A friend recently showed me a photograph of his rotting plum tree, with woodlice crawling around the affected area. Were the woodlice a pest, and how should he get rid of them?
A friend recently showed me a photograph (left) of his rotting plum tree, with woodlice crawling around the affected area. Were the woodlice a pest, and how should he get rid of them?
This reminded me of a plum tree in my own family garden when I was a child. Like this plum, the trunk had a great rotting hole in it, with soft wood crumbling at its heart, but branches carried healthy leaves and fabulous fruits.
Woodlice can often be found among rotting leaf litter and in dark, dank parts of the garden under piles of sticks and vegetation.
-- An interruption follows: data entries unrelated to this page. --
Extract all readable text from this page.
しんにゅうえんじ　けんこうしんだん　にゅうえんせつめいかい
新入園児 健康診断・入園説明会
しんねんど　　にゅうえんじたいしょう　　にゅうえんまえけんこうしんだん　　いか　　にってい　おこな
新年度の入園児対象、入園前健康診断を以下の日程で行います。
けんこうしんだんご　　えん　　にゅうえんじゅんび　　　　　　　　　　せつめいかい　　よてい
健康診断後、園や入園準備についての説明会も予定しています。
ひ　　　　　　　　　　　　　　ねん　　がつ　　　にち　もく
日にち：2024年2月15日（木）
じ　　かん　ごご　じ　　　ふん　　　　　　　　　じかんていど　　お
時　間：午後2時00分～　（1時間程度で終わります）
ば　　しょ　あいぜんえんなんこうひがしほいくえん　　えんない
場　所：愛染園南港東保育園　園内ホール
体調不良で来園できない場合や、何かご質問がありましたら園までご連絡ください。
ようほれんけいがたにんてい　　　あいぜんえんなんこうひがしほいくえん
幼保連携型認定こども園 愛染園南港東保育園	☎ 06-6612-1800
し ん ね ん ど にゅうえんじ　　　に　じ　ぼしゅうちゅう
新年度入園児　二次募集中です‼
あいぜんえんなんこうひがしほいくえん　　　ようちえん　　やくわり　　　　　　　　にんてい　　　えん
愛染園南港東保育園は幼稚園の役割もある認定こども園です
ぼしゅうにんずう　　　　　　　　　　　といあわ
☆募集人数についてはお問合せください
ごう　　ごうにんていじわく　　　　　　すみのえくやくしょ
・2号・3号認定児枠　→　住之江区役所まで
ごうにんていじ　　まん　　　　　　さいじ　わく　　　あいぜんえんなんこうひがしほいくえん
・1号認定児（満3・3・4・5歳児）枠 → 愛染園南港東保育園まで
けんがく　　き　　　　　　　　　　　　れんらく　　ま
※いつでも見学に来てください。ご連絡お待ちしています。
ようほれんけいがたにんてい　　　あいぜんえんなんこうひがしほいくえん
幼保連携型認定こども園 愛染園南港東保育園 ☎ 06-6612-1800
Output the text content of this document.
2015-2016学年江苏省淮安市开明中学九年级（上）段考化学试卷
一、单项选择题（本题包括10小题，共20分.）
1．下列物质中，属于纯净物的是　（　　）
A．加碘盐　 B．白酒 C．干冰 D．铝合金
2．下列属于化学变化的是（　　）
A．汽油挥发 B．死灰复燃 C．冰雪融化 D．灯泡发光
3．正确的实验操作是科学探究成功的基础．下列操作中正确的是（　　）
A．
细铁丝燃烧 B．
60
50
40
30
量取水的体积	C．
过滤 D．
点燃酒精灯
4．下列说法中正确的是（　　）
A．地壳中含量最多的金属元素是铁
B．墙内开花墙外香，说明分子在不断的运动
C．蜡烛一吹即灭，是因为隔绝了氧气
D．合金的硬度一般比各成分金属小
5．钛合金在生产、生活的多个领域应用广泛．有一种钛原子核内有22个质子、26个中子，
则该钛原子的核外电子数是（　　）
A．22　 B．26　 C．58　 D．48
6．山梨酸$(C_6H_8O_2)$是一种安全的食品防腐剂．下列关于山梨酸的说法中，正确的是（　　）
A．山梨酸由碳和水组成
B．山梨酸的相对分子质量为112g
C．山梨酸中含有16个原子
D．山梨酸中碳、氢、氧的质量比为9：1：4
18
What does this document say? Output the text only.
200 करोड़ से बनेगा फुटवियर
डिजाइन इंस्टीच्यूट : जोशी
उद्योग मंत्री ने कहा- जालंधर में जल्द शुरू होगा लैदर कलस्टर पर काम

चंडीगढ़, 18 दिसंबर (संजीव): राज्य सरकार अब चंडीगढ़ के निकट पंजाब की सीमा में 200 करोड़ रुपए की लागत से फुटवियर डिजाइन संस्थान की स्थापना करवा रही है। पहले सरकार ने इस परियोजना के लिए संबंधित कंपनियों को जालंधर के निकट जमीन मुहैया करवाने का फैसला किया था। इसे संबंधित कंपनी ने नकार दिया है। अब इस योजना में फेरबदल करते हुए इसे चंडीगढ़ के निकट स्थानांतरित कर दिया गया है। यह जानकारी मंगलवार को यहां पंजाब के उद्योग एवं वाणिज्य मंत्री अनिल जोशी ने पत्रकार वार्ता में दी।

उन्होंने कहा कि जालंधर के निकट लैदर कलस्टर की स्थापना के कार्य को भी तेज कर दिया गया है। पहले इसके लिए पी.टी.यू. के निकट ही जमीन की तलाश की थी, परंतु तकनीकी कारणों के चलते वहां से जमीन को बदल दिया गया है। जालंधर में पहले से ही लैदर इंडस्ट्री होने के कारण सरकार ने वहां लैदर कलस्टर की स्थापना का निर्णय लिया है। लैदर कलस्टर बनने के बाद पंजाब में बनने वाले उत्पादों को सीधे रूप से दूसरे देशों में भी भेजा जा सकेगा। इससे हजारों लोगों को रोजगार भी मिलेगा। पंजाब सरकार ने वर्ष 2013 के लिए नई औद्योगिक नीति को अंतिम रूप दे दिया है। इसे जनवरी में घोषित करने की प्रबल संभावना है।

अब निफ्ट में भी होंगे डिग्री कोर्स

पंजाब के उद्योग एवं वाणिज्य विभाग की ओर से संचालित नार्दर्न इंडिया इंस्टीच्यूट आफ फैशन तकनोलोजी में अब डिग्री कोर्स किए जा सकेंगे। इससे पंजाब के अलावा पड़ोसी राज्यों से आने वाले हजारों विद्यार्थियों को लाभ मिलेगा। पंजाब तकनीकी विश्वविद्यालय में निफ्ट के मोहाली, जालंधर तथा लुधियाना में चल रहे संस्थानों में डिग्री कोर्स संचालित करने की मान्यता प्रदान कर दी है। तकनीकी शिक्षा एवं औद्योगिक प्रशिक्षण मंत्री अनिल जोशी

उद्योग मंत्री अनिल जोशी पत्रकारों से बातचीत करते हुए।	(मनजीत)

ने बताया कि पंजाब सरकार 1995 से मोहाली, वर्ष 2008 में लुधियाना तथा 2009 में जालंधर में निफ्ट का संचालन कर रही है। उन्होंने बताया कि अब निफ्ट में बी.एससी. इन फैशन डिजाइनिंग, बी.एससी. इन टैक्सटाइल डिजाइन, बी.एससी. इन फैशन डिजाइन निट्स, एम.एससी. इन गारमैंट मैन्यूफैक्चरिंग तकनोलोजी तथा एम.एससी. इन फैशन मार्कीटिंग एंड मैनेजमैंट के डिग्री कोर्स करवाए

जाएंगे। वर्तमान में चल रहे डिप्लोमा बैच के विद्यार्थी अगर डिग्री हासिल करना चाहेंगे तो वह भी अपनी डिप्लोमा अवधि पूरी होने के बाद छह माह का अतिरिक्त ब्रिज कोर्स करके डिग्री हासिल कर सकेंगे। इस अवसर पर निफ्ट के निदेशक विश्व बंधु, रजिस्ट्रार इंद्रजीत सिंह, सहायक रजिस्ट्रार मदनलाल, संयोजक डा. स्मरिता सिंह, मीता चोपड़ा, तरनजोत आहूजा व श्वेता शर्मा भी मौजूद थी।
They are unlikely to do any damage to healthy plants, but have clearly made a home in the soft centre of this plum tree.
It's often said that plants flower well under some stress, and despite the obvious signs of damage to this tree trunk it is not adversely affecting fruit production. However, this will be weakening the tree, and branches may benefit from support to prevent them breaking or pulling down the whole tree.
My friend decided to clean out the soft and rotten wood at the heart of this plum and fill the hole with concrete. Perhaps the tree won't last for many more years, but I think his DIY trunk repairs may well have helped reduce further rotting, and keep him in plums for the near future.
Quite where his woodlice have gone to I don't know!